Forgive me for the noobish question but how does this compare to what OpenBSD does with relinking the kernel after each boot? Is this the same except on steroids where it does it after every system call practically or is this something entirely different?

@kylew77
It's not about randomizing kernel code locations and/or contents.
It's about randomizing the location in memory where kernel code will store volatile temporary data (stack) like return points and arguments/variables on subroutine calls during the very syscall (and so each new syscall gets random stack location assigned making stack based attacks / attack calculations unable to determine where exactly stuff should land).

I wonder if we wouldn't be better of without all the address randomisation and shouldn't instead make debugging potential vulnerabilities easier making the attack surface smaller by fixing bugs instead of hiding them? A lot of efficiency and potential optimisations are also sacrificed here with the full suite of obfuscation techinques.

we would not.

because debugging and fixing bugs you know about can only take you so far. you have to prepare for the unknown potential problems as well, to an extent.

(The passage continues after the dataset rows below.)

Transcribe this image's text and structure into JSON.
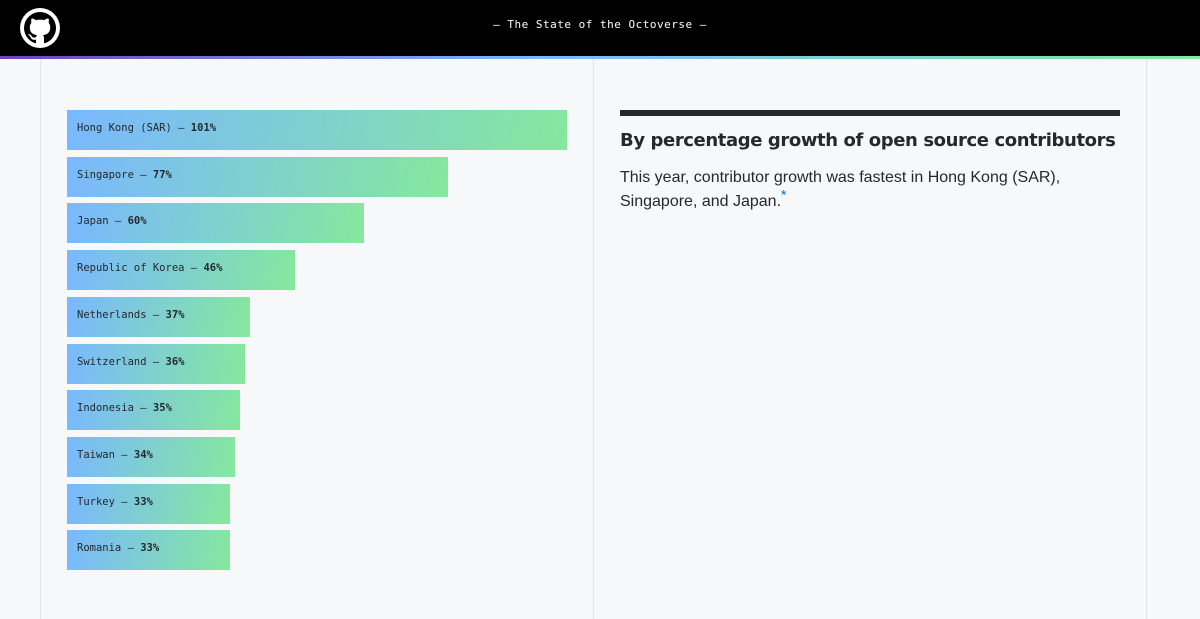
{
  "header": {
    "title": "— The State of the Octoverse —"
  },
  "panel": {
    "heading": "By percentage growth of open source contributors",
    "description": "This year, contributor growth was fastest in Hong Kong (SAR), Singapore, and Japan.",
    "footnote_marker": "*"
  },
  "chart_data": {
    "type": "bar",
    "orientation": "horizontal",
    "categories": [
      "Hong Kong (SAR)",
      "Singapore",
      "Japan",
      "Republic of Korea",
      "Netherlands",
      "Switzerland",
      "Indonesia",
      "Taiwan",
      "Turkey",
      "Romania"
    ],
    "values": [
      101,
      77,
      60,
      46,
      37,
      36,
      35,
      34,
      33,
      33
    ],
    "value_labels": [
      "101%",
      "77%",
      "60%",
      "46%",
      "37%",
      "36%",
      "35%",
      "34%",
      "33%",
      "33%"
    ],
    "label_separator": " – ",
    "xlim": [
      0,
      101
    ],
    "grid": false,
    "colors": {
      "bar_start": "#79b8ff",
      "bar_end": "#85e89d"
    }
  }
}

there are many security issues that stem from hardware faults or unexpected behaviour of the hardware. perfect code won't ever protect you from them. nor from ones that are caused by misbehaving userspace apps.

having multiple layers of security is better that having one and hoping for the best. and perfectly secure code that actually does something may exist on paper but not in reality. an unexpected glitch, quirk of one of the chips, or a person/device randomly shorting circuits on the mainboard is not something you can plan for.

Sure, we just need to write perfect code.